Neben seiner Tätigkeit als Missionar hat Martin Schmid einen wesentlichen Beitrag zur Inkulturation der Chiquitos-Indianer geleistet. Mit der Einführung der europäischen Musik und des Instrumentenbaues hat er ihre Musikkultur nachhaltig geprägt. Er dürfte wesentlich geholfen haben, Kenntnisse der Handwerkskunst und der Landwirtschaft zu vermitteln. Mit der Erstellung eines Wörterbuches hat er zur Verschriftlichung und Erhaltung der Chiquitano-Sprache beigetragen. Die nachhaltigste Wirkung erzielte Martin Schmid jedoch mit seinen Kirchenbauten und deren Ausschmückung im Inneren. 1990 wurden diese Kirchen und die Kirchen seiner Schüler von der UNESCO in die Liste der Weltkulturgüter aufgenommen. Mit seinen Briefen hinterliess er uns ein wertvolles kulturhistorisches Erbe.

Werke

  • Rainald Fischer: Pater Martin Schmid SJ, 1694-1772. Seine Briefe und Wirken. Zug 1988.
  • Wörterbuch der Chiquitano-Sprache, Bibliothek La Paz (Bolivien).
  • Musikalische Kompositionen im Musikarchiv in Concepción (Bolivien).

Literatur

  • Eckard Kühne: Die Missionskirchen von Chiquitos im Tiefland von Bolivien. Bau und Restaurierung der Kirchen von Martin Schmid (1694-1772). Zürich 2008.
  • Johannes Meier: Schmid, Martin. In: Neue Deutsche Biographie (NDB). Band 23, Duncker & Humblot, Berlin 2007, S. 153 f.
  • Eckart Kühne (Hg.): Martin Schmid 1694 bis 1772, Missionar – Musiker – Architekt, ein Jesuit aus der Schweiz bei den Chiquitano-Indianern in Bolivien.
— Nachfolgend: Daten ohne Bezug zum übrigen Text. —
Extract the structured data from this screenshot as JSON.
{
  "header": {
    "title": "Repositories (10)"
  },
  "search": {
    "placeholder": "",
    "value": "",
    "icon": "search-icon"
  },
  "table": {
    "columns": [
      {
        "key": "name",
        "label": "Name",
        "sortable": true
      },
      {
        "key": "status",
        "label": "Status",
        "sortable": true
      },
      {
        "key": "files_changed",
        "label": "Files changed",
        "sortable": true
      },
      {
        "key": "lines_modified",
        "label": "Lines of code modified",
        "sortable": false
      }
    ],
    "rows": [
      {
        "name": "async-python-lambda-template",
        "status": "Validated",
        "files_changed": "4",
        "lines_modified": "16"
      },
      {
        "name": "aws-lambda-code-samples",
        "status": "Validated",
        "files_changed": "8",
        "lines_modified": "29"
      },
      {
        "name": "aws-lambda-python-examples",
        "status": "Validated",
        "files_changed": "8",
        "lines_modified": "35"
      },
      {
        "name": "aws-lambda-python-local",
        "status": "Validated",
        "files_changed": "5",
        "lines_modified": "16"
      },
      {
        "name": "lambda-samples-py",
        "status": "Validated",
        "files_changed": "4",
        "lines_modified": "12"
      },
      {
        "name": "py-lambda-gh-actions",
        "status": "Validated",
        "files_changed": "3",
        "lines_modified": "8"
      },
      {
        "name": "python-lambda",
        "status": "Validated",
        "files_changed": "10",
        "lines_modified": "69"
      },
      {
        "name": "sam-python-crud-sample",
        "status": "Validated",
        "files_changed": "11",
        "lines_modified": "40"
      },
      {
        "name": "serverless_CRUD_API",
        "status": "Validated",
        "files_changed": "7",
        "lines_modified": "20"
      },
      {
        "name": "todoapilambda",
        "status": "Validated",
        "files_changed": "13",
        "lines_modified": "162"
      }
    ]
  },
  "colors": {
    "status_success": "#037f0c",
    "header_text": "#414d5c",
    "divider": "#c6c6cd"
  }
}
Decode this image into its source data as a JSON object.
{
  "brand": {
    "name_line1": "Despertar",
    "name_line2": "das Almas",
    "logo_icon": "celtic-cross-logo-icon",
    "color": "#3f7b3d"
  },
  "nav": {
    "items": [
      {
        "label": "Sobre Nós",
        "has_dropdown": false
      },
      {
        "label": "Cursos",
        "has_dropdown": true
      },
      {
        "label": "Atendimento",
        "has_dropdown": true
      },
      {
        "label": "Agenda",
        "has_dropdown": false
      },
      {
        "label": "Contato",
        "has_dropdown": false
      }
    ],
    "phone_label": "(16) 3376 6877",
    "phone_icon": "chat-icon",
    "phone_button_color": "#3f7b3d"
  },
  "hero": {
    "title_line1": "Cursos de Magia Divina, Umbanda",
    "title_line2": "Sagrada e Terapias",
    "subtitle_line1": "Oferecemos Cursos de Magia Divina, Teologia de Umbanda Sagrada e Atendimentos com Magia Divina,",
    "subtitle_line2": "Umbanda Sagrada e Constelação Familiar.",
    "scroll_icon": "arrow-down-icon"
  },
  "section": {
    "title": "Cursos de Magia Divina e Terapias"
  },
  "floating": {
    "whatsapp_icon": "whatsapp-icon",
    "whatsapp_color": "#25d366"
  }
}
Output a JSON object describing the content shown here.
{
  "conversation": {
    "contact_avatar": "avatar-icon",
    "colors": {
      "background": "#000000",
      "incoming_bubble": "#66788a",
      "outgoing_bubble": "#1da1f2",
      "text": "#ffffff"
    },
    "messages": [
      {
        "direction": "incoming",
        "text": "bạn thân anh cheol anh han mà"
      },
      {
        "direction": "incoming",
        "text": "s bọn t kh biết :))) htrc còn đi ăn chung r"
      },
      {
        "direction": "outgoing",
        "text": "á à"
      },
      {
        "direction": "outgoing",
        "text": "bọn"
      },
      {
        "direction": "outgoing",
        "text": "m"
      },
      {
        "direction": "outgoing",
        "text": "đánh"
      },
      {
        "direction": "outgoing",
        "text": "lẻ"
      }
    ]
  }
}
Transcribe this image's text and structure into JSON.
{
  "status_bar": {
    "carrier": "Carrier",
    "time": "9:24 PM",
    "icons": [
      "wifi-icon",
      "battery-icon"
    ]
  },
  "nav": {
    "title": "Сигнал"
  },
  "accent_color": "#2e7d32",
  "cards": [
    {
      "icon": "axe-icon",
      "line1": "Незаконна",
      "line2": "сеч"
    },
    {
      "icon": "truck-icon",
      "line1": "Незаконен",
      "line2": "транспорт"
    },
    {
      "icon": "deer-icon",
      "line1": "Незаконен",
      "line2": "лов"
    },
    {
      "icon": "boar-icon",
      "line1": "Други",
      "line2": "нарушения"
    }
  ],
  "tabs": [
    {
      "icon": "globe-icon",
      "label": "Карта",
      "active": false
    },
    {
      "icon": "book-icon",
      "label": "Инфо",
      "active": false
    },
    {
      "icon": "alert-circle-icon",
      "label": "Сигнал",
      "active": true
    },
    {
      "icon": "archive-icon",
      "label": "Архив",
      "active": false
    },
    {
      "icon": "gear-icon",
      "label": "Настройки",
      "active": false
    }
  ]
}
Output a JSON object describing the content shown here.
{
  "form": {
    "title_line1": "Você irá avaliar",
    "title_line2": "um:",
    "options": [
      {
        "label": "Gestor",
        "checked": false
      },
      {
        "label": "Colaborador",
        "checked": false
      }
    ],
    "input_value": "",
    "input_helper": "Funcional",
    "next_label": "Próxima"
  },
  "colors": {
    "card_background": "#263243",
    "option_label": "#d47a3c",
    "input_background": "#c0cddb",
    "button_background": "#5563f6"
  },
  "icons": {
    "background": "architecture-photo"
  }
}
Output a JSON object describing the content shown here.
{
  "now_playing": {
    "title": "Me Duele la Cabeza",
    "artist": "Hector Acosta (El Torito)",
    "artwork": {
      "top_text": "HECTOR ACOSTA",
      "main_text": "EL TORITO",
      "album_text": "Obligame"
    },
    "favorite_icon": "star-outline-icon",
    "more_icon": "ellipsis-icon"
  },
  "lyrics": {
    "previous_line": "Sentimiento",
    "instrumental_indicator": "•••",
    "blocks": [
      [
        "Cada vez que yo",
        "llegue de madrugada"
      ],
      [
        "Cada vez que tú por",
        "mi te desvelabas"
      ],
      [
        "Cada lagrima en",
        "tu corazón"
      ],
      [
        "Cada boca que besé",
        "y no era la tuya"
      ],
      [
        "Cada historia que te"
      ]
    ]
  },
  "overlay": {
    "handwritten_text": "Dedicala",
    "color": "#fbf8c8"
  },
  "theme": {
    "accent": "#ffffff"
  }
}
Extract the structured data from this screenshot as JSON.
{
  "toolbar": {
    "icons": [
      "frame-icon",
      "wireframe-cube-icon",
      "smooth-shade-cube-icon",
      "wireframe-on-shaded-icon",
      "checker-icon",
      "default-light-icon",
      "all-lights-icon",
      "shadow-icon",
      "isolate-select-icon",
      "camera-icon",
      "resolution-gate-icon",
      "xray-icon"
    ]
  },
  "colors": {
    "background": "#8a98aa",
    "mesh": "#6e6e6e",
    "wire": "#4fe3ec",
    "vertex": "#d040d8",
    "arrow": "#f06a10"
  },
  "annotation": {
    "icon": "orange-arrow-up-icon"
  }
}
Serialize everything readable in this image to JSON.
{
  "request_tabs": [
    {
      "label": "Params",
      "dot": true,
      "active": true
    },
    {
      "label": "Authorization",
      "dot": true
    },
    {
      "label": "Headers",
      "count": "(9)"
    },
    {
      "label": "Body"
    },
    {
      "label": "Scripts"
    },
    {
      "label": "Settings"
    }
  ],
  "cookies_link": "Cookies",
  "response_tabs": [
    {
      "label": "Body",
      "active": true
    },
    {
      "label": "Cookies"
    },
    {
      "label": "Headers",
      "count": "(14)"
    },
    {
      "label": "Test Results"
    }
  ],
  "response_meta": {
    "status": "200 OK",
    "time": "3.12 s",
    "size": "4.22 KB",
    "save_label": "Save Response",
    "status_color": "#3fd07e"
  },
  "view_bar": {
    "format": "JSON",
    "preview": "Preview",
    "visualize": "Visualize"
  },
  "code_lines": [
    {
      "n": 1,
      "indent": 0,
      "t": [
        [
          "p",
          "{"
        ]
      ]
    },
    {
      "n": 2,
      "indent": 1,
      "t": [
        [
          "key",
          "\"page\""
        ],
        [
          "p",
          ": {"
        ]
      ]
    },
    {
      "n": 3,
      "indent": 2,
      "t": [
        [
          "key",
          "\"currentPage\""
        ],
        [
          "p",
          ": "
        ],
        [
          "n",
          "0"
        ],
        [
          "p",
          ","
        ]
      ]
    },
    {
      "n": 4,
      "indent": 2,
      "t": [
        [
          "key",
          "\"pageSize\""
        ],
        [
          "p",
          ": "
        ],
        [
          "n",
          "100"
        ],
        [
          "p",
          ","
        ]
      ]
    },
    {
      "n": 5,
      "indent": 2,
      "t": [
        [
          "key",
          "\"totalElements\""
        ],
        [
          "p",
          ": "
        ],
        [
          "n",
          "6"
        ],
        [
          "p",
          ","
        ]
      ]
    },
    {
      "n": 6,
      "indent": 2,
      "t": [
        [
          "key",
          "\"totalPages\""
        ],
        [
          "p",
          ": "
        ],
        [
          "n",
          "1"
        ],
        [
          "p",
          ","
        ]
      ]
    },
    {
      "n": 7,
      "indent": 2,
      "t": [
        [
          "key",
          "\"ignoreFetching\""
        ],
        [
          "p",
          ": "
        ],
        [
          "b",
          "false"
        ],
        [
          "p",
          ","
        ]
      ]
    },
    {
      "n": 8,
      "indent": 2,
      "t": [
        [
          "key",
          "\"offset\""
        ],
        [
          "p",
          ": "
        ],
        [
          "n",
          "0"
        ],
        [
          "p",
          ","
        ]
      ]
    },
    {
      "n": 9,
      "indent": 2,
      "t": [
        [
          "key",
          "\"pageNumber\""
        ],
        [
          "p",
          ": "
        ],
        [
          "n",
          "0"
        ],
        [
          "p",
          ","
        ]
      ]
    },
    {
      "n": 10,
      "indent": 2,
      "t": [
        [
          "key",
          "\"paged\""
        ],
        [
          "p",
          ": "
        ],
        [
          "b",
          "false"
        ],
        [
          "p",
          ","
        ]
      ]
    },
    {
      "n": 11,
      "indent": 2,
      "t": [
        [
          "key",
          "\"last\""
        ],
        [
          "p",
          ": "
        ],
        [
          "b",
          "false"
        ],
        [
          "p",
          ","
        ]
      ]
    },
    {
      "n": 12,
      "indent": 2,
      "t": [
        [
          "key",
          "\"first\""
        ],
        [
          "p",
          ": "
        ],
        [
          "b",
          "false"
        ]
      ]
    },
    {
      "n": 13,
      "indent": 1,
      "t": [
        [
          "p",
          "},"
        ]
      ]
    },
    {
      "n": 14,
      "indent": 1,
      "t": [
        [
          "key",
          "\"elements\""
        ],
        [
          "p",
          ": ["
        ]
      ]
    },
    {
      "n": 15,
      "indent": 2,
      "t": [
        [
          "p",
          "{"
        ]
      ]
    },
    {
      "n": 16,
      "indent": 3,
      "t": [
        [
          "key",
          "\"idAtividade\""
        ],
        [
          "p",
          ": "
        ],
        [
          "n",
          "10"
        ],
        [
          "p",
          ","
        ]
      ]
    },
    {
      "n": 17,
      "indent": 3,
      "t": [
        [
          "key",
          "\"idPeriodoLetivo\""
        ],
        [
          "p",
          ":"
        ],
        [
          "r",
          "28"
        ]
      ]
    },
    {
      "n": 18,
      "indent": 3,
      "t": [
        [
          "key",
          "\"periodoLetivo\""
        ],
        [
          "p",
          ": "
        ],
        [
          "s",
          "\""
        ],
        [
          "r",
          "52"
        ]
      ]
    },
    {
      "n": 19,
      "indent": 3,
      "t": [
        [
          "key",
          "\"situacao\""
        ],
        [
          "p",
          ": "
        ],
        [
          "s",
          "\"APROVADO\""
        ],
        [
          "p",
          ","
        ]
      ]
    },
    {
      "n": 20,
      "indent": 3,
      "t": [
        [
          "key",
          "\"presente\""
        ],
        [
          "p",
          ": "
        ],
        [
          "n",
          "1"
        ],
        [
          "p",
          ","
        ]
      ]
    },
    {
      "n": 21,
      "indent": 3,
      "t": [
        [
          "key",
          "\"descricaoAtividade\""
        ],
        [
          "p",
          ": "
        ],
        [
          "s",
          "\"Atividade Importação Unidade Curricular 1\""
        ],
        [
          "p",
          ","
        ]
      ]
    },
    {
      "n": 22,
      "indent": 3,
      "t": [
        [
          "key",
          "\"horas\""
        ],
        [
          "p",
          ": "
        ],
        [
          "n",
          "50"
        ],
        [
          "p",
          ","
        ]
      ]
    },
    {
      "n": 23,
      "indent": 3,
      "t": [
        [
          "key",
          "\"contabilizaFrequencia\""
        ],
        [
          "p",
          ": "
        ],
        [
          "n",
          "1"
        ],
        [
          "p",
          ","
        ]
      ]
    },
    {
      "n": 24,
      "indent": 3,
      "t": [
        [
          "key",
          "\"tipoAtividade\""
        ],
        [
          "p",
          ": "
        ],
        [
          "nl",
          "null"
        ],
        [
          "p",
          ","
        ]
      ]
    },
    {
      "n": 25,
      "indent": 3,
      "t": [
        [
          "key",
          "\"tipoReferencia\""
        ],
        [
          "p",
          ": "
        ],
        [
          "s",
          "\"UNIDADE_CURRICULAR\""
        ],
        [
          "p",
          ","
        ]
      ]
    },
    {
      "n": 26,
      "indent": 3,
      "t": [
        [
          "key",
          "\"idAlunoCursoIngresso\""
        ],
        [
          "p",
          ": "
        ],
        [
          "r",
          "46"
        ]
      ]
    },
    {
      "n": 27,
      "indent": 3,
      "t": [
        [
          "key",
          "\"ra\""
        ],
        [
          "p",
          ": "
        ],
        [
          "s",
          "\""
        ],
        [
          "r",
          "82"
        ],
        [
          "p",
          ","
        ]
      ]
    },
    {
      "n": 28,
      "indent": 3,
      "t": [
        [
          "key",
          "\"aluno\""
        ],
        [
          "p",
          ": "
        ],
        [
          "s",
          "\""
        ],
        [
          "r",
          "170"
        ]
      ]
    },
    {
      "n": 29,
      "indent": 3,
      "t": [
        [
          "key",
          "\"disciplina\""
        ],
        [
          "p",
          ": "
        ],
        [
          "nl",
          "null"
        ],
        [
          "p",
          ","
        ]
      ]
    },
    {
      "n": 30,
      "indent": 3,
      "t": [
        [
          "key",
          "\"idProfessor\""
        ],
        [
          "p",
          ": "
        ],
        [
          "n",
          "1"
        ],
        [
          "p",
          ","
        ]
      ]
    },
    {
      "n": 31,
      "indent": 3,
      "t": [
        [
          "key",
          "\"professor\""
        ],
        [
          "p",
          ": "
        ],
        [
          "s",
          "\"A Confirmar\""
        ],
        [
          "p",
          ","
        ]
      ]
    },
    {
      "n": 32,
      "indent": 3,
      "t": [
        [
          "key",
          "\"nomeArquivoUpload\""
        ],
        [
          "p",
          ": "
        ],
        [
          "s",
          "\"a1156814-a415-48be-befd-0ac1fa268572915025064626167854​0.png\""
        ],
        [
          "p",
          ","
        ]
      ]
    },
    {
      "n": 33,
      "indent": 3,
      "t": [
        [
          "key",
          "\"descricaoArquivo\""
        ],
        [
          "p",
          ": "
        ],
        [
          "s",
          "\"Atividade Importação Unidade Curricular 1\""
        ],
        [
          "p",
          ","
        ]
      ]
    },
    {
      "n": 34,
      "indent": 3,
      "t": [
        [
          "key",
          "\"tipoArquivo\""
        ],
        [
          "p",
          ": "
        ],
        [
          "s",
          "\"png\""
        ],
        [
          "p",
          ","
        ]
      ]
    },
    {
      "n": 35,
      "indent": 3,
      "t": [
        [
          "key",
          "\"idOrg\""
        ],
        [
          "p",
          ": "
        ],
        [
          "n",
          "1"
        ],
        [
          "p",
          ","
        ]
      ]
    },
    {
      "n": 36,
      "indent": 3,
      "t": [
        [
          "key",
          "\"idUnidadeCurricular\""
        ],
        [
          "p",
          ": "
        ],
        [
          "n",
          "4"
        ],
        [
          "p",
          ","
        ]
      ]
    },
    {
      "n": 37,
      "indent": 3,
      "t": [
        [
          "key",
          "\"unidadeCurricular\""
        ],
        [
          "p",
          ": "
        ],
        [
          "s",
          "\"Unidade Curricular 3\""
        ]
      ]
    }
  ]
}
Ausstellungskatalog Historisches Museum Luzern, Luzern 1994. (span: Las Misiones Jesuíticas de Bolivia. Martin Schmid 1694-1772. Misionero, Músico y Arquitecto entre los Chiquitanos. Catálogo de la Exposición en Sta. Cruz de la Sierra, Bolivia 1996).
  • Werner Hoffmann: Vida y obra del P. Martin Schmid SJ., 1694-1722. Buenos Aires 1981.
  • Philip Caraman: Ein verlorenes Paradies. Der Jesuitenstaat in Paraguay; München 1979. ISBN 3-466-42011-3
  • Felix Alfred Plattner: Genie im Urwald. Das Werk des Auslandschweizers Martin Schmid aus Baar; Zürich 1959.
  • Felix Alfred Plattner: Ein Reisläufer Gottes. Das abenteuerliche Leben des Schweizer Jesuiten P. Martin Schmid aus Baar; Luzern 1944.

Einzelnachweise

  1. Buch: Erbauliche und angenehme Geschichte der Chiquitos, und andrer... neu-bekehrten Völcker Wien 1729.
  2. Rainald Fischer: Briefe 1988. S. 70.
  3. Vgl. Daniel Santamaria: Die Missionierungsmethoden der Jesuiten in Chiquitos. In: Kühne 1994. S. 25-29.
  4. Rainald Fischer: Briefe 1988. S. 95f.
  5. Brief vom 28. September 1761 an Franz Silvan Schmid, Baar. Rainald Fischer: Briefe 1988. S. 112-119.